Capsaicin, the component that gives jalapeno peppers their heat, may also kill prostate cancer cells, a new study suggests.

Initial experiments in cancer cells and mice show that capsaicin causes prostate cancer cells to undergo a kind of suicide. Researchers speculate that, in the future, pills containing capsaicin might be used as therapy to prevent prostate cancer’s return.

According to their report, capsaicin caused almost 80 percent of prostate cancer cells in the mice to die. In addition, prostate cancer tumors treated with capsaicin were about one-fifth the size of tumors in untreated mice.

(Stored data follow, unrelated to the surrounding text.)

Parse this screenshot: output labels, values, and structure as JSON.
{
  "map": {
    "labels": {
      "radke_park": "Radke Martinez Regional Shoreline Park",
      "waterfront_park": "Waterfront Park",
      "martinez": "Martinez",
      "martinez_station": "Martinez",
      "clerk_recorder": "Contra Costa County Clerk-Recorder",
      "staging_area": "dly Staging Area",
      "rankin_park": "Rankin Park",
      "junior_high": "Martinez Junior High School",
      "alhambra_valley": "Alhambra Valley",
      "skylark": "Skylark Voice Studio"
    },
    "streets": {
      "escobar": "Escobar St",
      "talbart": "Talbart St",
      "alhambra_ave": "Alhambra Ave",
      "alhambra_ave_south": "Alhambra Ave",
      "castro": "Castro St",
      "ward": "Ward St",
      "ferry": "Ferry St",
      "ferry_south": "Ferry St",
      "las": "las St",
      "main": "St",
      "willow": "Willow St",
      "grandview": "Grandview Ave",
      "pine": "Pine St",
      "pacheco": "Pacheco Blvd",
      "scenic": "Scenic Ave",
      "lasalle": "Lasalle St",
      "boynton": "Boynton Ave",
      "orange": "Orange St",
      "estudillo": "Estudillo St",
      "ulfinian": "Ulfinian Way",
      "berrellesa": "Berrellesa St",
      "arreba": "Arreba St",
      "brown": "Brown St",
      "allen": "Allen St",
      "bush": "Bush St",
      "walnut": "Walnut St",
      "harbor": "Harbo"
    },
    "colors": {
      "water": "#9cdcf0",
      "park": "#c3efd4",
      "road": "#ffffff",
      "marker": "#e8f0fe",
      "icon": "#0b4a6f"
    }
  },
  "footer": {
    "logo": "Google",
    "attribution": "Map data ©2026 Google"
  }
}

“Capsaicin inhibits the growth of human prostate cancer cell in Petri dishes and mice,” said lead researcher Dr. H. Phillip Koeffler, director of hematology and oncology at Cedars-Sinai Medical Center and a professor of medicine at the University of California, Los Angeles. Based on the findings, Koeffler believe the next step is a trial to see if it works in patients with prostate cancer.